Click the link to read the article on The Colorado Springs Gazette website (Mary Shinn). Here’s an excerpt:
Colorado has no plans to make additional cuts to water use next year to meet the Bureau of Reclamation’s demand to conserve millions of acre-feet of water, a step needed to preserve power production in Lake Powell and Lake Mead. Instead, Colorado officials insist that other states should do the cutting.
“I think that at this point, we stand ready to hear what the Lower Basin has in mind,” said Amy Ostdiek, a section chief with the Colorado Water Conservation Board.

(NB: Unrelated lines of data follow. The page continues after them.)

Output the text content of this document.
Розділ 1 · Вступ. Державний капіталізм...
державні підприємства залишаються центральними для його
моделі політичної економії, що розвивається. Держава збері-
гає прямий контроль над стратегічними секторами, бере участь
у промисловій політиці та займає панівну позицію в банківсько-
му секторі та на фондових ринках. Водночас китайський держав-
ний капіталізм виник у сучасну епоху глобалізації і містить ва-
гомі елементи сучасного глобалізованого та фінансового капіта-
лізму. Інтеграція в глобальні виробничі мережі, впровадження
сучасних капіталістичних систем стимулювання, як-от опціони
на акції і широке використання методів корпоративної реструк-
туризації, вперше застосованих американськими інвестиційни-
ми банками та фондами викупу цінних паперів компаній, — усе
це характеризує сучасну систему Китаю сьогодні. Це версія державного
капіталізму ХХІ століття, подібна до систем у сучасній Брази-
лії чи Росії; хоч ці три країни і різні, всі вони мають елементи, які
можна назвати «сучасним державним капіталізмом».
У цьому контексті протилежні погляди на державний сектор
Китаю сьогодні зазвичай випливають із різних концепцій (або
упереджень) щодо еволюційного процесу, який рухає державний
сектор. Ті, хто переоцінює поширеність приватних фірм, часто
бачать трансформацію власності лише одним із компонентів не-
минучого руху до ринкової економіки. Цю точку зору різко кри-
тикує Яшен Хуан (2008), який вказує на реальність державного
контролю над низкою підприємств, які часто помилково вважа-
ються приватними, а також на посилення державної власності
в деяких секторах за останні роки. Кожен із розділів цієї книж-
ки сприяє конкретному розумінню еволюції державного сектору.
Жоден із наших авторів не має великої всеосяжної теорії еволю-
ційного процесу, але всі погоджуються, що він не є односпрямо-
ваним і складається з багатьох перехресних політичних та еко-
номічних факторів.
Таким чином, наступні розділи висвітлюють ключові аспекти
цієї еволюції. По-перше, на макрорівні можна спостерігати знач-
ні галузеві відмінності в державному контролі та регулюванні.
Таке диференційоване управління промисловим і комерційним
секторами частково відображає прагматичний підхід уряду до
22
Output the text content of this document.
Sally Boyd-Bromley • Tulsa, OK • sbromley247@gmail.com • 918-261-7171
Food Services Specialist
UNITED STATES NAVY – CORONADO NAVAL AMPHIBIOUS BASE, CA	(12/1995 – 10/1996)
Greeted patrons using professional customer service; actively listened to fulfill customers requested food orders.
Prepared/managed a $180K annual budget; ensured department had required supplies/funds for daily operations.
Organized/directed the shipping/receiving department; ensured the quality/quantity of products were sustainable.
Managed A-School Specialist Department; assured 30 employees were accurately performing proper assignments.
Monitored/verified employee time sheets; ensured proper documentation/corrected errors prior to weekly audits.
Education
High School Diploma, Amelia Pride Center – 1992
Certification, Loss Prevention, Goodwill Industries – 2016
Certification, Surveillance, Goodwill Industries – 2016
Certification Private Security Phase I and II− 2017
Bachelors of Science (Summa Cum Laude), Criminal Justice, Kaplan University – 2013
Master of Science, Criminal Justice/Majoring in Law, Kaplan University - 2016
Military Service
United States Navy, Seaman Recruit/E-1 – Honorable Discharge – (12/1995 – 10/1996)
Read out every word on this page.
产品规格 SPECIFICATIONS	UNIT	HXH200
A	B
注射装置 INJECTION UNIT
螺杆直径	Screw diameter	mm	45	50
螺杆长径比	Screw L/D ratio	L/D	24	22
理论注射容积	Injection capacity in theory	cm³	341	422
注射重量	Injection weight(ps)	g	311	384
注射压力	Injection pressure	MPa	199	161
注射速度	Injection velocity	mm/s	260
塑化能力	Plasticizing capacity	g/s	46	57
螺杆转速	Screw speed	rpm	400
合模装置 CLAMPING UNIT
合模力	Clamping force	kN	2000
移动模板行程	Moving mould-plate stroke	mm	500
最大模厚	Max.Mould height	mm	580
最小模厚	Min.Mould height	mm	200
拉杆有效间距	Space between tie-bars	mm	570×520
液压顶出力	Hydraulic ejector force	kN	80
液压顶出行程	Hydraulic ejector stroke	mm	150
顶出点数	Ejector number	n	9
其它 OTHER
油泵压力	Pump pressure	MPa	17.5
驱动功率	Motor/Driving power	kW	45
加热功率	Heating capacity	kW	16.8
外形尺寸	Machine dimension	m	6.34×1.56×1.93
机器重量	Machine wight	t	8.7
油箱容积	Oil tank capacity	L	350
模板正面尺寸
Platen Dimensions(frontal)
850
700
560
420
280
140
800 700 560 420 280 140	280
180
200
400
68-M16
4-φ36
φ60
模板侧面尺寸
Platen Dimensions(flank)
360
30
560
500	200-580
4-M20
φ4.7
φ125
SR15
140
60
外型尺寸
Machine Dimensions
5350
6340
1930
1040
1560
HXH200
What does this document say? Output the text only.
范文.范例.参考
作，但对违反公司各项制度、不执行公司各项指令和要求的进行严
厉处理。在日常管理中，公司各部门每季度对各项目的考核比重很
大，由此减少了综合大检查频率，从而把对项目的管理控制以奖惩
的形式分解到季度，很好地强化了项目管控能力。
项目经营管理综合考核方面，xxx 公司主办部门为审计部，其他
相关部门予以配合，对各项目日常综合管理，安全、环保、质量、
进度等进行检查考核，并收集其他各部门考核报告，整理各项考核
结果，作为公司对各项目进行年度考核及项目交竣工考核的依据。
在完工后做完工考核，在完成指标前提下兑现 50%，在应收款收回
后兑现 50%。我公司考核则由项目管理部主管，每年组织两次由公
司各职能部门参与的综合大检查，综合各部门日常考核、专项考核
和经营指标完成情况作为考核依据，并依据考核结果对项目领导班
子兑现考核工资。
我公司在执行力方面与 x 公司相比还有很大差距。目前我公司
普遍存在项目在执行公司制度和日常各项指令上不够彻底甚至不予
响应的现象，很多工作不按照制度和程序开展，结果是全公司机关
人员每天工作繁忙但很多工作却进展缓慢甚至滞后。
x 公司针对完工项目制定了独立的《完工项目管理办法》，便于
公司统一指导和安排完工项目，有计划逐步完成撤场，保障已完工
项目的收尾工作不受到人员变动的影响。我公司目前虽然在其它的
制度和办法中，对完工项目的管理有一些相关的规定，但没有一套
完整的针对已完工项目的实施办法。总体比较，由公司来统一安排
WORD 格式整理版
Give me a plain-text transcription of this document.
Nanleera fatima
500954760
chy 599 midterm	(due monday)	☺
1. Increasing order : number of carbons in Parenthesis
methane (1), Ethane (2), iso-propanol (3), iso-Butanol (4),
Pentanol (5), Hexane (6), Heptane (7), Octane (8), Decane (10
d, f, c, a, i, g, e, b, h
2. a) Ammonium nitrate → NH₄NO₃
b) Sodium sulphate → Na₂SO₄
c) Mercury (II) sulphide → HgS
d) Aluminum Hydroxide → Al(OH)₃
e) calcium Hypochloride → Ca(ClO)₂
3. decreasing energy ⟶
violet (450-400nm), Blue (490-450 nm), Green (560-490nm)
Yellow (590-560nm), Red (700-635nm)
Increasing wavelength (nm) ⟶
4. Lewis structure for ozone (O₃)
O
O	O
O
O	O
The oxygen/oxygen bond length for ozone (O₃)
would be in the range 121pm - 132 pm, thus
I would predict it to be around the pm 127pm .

Ostdiek told The Gazette the Upper Basin states — Colorado, New Mexico, Wyoming and Utah — dramatically reduced their water use in 2021 because of drought conditions. Specifically, they cut 1 million acre-feet in use in 2021 compared with 2020, bringing it down to 3.5 million acre-feet. But, at the same time, total water use in the Lower Basin has not been cut enough to preserve levels in the lakes, said Ostdiek, who is chief of the Interstate, Federal, and Water Information Section. She said water users in Colorado cut their consumption to meet the obligations of the 1922 river compact that governs use between the seven states and Mexico, who all share the river.
“The most impactful thing we can do is live within the means of the river,” she said.